Consider the following binary tree:


                                1

                2                               3

        4               6               5               7
        
    8      12      10      14       9      13       11      15


An array tree X stores the element X[i] in the corresponding position of the
above binary tree.  Load and store locate the desired element by following
the binary decomposition of the subscript;  store then rebuilds the tree,
constructing new nodes to contain the data passed over when descending into
the tree.  The old tree is unchanged, as the stack machine requires.  The
stack machine (sm.p) implements load and store as the Pascal procedures
arrayLookup and arrayEnter.



POSSIBLE IMPROVEMENTS

Section 8.3.1 of the thesis suggests splitting the simplifier into an
evaluator and an optimizer.  The section claims that you must first split
the semantic language into static and dynamic parts, but this is
unnecessary. An ordinary call-by-value evaluator for my semantic language
would compute attributes correctly, and much more efficiently than my
simplifier does.  The optimizer would need to perform only beta-reductions;
it would be called on the bodies of lambda-expressions, just before
translating them into SECD instructions. Then top-level recursive functions
would become semantically equivalent to locally defined recursive functions
(compare with secton B.1).
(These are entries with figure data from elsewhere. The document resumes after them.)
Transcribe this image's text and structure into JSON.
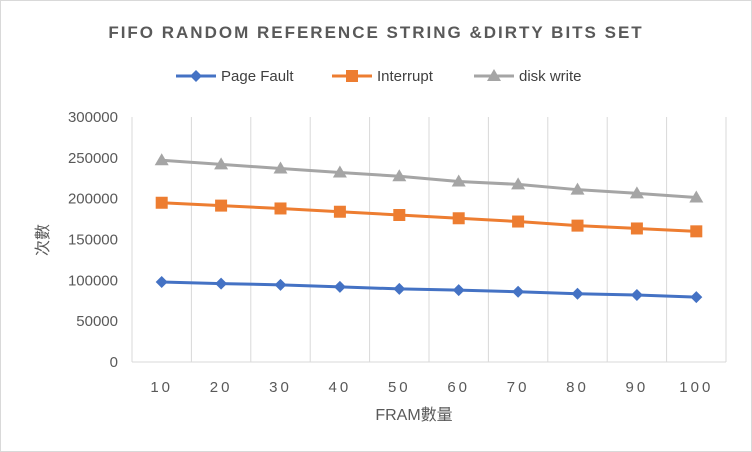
{
  "chart_data": {
    "type": "line",
    "title": "FIFO RANDOM REFERENCE STRING &DIRTY BITS SET",
    "xlabel": "FRAM數量",
    "ylabel": "次數",
    "categories": [
      "10",
      "20",
      "30",
      "40",
      "50",
      "60",
      "70",
      "80",
      "90",
      "100"
    ],
    "ylim": [
      0,
      300000
    ],
    "yticks": [
      "0",
      "50000",
      "100000",
      "150000",
      "200000",
      "250000",
      "300000"
    ],
    "grid": "vertical",
    "legend_position": "top",
    "series": [
      {
        "name": "Page Fault",
        "color": "#4472c4",
        "marker": "diamond",
        "values": [
          98000,
          96000,
          94500,
          92000,
          89500,
          88000,
          86000,
          83500,
          82000,
          79500
        ]
      },
      {
        "name": "Interrupt",
        "color": "#ed7d31",
        "marker": "square",
        "values": [
          195000,
          191500,
          188000,
          184000,
          180000,
          176000,
          172000,
          167000,
          163500,
          160000
        ]
      },
      {
        "name": "disk write",
        "color": "#a5a5a5",
        "marker": "triangle",
        "values": [
          247000,
          242000,
          237000,
          232000,
          227500,
          221000,
          217500,
          211000,
          206500,
          201500
        ]
      }
    ]
  }
}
Many of the optimizations described in Chapter 7
would become unnecessary.

Data types (domains) in my semantic language are clumsy.  Much better would be
the polymorphic type system used in the language ML (Gordon et al., 1979).
This would retain the error-detection one expects of strong typing, while
getting rid of the need to specify the type of every variable, attribute,
recursive function, and bottom element (BOT).  Forward declarations would
disappear.

The ML mechanism for generating and trapping failures could produce readable
messages for both compile- and run-time errors.  (Currently it is almost
imposssible to diagnose run-time errors in the stack machine.)  But first
the compiler generator would have to provide more general string operations.
Perhaps the next compiler generator should be written on top of ML, in the
style of LCF (Gordon et al., 1979).

Uwe Pleban and his colleagues have done some interesting work using the 
compiler generator (Milos et al., 1984).

REFERENCES

A.V. Aho and J.D. Ullman (1977),
Principles of Compiler Design,
Addison-Wesley.

M.J.C. Gordon, R. Milner, C.W. Wadsworth (1979),
Edinburgh LCF,
Springer-Verlag LNCS 78.

D. Milos, U. Pleban, G. Loegel (1984),
Direct Implementation of Compiler Specifications,
11th POPL.

L.C. Paulson (1981),
A Compiler Generator for Semantic Grammars,
PhD Thesis, Stanford University.

L.C. Paulson (1982),
A semantics-directed compiler generator,
Ninth ACM Symposium on Principles of Programming Languages, pages 224-233.

L.C. Paulson (1984),
Compiler generation from denotational semantics,
in B. Lorho, editor,
Methods and Tools for Compiler Construction,
Cambridge University Press, pages 219-250.